JF: I hope to leave behind a special memory in the way people viewed me. I hope to change the game and create a whole new position on the defense, someone who roams like a safety but does it in the trenches and within the first 10 yard window of the snap of the ball. I want to leave a mark on this game and I will.
RM: Favorite in-game memory at Utah?
JF: It has to be my interception against USC my junior year playing middle linebacker and covering Nelson Agholor. That helped us come back into the game because it led to a TD.
RM: Pregame playlist?
JF: I play really well when I'm in a good mood and relaxed so I like to listen to my girl T Swift, some Ke$ha, Travis Porter, Justin Bieber, Drake, Mac Miller, J Boog, Taurus Riley, Sione Toki, Teki, Sam Smith, Bryson Tiller just to name a few.
RM: Favorite spot to eat in Salt Lake City?
JF: The best place in the Salt Lake Valley is Lanikai Grill in South Jordan and the best place south of that is Sweeto Burrito. Nothing touches those two places.

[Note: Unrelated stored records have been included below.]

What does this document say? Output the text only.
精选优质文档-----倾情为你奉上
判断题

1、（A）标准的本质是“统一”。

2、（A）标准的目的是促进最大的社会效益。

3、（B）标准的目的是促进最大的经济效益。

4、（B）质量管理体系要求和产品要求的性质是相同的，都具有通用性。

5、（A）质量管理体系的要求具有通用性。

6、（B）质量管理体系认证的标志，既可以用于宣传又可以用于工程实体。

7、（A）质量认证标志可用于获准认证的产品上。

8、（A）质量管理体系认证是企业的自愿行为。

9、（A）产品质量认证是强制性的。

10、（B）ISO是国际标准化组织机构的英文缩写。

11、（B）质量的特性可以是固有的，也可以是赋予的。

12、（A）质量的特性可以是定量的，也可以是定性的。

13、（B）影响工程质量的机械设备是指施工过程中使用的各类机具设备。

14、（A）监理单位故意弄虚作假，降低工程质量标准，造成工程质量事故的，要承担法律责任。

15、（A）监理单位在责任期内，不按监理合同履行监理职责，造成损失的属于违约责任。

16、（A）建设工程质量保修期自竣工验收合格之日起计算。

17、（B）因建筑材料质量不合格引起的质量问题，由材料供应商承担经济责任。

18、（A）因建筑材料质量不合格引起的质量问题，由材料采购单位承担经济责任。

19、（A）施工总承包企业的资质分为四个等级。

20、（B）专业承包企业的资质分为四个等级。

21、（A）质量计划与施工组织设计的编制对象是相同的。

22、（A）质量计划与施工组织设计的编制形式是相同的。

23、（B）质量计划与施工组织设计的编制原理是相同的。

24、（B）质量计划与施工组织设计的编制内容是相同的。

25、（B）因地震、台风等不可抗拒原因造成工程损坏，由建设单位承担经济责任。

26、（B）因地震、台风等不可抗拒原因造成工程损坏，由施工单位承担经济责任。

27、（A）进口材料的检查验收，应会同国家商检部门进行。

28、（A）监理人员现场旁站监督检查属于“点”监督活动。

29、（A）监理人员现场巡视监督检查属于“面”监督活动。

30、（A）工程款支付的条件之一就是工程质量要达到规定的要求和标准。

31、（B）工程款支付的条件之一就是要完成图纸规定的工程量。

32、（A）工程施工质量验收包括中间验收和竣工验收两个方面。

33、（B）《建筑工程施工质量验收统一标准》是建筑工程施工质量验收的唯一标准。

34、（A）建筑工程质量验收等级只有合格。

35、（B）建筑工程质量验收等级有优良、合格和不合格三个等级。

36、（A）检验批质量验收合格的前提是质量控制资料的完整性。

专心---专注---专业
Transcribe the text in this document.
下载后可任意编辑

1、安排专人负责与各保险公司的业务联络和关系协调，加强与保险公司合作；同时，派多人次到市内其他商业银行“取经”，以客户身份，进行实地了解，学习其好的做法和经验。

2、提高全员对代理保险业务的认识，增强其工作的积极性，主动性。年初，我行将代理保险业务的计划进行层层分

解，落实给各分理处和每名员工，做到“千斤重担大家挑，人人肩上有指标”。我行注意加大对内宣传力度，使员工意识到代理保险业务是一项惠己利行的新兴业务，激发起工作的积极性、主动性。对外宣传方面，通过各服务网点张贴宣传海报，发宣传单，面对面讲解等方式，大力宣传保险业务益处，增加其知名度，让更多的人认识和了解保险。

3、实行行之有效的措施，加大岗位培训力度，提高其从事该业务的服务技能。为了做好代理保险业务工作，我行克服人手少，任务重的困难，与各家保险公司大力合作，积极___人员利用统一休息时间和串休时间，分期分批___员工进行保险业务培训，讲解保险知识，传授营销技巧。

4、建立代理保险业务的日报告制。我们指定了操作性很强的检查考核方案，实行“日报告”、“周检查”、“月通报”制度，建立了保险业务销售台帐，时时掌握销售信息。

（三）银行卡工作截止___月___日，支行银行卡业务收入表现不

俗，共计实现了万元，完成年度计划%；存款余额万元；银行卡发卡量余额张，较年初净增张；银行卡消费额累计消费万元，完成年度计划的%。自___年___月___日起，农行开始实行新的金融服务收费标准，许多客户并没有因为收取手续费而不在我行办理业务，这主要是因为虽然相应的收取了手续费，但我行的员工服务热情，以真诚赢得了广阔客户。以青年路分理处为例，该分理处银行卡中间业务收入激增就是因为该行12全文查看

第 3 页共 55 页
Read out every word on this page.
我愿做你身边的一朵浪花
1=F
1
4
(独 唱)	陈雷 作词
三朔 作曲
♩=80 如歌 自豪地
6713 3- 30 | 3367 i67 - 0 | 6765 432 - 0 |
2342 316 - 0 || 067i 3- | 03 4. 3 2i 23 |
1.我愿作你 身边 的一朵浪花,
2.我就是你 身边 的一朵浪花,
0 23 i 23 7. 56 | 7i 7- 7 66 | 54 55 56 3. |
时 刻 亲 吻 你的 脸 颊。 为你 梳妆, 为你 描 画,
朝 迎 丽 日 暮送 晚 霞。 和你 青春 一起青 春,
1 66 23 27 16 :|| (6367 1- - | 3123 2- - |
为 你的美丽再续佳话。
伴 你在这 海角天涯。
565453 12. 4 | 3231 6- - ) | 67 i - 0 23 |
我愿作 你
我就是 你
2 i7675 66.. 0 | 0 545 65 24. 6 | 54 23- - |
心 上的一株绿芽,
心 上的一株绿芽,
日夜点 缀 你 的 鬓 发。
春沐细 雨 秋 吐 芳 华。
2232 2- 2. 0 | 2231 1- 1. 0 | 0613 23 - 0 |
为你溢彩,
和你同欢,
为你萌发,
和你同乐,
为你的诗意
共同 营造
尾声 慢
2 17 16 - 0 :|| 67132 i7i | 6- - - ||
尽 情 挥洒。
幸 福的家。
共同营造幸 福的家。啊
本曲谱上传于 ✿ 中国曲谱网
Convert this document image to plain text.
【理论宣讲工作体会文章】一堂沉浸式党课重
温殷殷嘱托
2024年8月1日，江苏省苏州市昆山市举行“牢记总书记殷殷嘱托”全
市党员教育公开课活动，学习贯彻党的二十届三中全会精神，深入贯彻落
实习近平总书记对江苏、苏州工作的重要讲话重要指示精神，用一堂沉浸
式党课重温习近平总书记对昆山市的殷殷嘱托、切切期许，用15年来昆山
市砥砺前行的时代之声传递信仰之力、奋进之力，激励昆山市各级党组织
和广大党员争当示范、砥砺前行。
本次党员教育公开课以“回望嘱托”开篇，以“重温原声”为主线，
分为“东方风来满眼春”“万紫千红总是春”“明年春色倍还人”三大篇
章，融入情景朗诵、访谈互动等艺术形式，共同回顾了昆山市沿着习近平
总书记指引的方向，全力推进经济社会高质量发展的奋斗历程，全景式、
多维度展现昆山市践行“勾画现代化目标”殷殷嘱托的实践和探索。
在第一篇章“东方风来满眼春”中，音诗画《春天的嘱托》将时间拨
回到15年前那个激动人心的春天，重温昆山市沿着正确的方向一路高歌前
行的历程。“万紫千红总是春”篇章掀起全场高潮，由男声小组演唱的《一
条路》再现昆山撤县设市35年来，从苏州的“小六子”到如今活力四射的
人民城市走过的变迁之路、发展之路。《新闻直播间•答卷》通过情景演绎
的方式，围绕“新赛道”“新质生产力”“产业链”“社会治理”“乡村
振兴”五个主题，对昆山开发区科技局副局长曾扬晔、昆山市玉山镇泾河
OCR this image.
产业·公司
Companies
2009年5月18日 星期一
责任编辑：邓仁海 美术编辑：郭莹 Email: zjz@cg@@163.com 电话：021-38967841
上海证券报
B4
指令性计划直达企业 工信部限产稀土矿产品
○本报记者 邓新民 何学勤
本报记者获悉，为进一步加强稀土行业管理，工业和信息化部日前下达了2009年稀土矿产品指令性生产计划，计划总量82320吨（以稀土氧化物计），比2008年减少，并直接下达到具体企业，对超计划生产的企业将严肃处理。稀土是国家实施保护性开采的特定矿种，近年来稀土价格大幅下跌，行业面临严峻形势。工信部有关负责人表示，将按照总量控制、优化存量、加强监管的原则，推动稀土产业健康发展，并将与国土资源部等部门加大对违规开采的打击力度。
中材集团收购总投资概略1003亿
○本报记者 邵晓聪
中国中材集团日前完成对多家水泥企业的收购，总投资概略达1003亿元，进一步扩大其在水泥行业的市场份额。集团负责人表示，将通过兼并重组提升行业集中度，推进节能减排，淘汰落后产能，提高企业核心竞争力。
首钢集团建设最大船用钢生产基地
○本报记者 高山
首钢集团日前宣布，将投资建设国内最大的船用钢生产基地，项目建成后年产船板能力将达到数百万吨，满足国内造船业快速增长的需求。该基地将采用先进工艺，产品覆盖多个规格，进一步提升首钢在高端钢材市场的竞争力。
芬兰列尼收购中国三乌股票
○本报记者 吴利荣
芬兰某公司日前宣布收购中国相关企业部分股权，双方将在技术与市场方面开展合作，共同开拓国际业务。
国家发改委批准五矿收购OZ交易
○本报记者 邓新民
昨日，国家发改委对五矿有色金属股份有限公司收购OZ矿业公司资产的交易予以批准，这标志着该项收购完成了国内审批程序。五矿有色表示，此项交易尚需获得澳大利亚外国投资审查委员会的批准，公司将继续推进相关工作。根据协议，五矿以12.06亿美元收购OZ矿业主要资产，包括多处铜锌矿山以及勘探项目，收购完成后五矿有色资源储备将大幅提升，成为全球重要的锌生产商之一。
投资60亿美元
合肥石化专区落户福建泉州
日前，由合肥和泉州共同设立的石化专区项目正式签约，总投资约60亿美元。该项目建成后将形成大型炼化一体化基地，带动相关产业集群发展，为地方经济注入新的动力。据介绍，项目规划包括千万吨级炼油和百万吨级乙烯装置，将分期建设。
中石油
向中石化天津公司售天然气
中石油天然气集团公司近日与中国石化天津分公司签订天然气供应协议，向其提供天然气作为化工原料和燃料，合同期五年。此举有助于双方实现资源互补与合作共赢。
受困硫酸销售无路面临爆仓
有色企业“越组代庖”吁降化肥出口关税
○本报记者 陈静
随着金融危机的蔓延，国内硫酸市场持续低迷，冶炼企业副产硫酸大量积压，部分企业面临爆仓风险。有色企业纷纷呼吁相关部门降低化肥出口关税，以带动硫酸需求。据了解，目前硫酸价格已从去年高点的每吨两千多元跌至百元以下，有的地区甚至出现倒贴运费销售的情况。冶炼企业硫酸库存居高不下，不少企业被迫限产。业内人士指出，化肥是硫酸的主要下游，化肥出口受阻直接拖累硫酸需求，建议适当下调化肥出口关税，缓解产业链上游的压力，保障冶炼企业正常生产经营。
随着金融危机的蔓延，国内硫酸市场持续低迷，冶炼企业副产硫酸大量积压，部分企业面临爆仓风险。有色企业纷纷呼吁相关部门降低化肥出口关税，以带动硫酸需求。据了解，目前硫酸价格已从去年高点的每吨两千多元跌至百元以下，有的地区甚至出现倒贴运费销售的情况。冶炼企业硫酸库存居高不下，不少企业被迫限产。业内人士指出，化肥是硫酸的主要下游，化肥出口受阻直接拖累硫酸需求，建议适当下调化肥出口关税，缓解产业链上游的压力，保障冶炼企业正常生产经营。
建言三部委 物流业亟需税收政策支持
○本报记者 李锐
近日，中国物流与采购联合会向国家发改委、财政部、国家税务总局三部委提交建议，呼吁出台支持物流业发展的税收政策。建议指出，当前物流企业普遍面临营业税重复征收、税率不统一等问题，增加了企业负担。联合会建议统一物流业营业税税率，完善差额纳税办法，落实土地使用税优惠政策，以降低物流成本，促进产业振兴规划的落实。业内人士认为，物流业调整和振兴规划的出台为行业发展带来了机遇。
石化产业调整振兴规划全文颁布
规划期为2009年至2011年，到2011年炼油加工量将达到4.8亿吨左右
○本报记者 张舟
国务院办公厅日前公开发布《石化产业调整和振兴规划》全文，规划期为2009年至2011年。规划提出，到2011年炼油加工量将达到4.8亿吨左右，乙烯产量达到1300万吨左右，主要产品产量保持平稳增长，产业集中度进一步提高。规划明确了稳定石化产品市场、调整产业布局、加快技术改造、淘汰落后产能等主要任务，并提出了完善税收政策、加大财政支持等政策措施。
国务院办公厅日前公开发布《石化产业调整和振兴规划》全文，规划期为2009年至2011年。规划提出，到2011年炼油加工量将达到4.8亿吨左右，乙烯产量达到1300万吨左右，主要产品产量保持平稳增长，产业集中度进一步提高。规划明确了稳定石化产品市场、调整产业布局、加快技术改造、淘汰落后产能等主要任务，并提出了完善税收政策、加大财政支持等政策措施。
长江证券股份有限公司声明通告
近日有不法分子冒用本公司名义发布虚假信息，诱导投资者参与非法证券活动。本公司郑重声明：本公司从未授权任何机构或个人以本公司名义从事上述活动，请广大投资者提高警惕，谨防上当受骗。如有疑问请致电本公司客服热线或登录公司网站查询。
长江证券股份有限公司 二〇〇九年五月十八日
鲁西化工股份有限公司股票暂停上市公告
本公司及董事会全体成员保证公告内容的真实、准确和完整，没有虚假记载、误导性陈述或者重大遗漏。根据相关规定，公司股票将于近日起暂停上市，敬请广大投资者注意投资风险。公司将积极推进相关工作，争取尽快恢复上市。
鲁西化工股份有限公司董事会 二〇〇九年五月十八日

RM: Favorite teammate from Philadelphia who played safety but was only at Utah for 5 weeks last summer?
JF: Gotta be the man, the myth, the legend HIMSELF, Rob Mansell!
RM: Favorite animal?
JF: My favorite animal is the Gorilla.
RM: Stuck on a deserted island with 3 things, what are they?
JF: Food, my family, and movies with a way to watch them.
JF: My dad, my mom and anyone not afraid to take chances and help others to be successful.
RM: Besides the NFL, what was your dream job growing up?
JF: I wanted to be an architect, building things and being able to make people happy by bringing to life their dreams and imaginations.
RM: Hobbies outside of football?
JF: I love to watch movies and play video games, I love to cook and eat, hanging out with family and friends is huge. I'm at the gym lifting weights or playing basketball every day for at least a few hours. And spending time with my wife and daughter.
RM: Message to kids with dreams of playing in the NFL?
JF: Don't let anyone come in the way of what you want; I had high school coaches tell me I wasn't going to make it to college and play. I was surrounded by such great talent so I was never really able to impress coaches because the other kids around me were so good, but I stuck with it and now I'm the only one out of 10 of us to be fighting for an NFL job. Work hard, do what works for you and makes you better, and don't be afraid to try something new.
Whichever team decides to give Jason Fanaika an opportunity to play for them will surely not regret it. The Utah native will bring toughness, a high football IQ, and a relentless work ethic that will benefit any organization. And even though we know Jason is a terrific football player, what he has accomplished during his career does not compare to the kind of individual he is. His class, character and positive outlook on life soar high above his athletic abilities (even his maximum squat), which we know are already unmatched. While next weekend will be a huge determinant of his football future, I know for a fact Jason Fanaika will continue to be the same good-hearted kid from Pleasant Grove.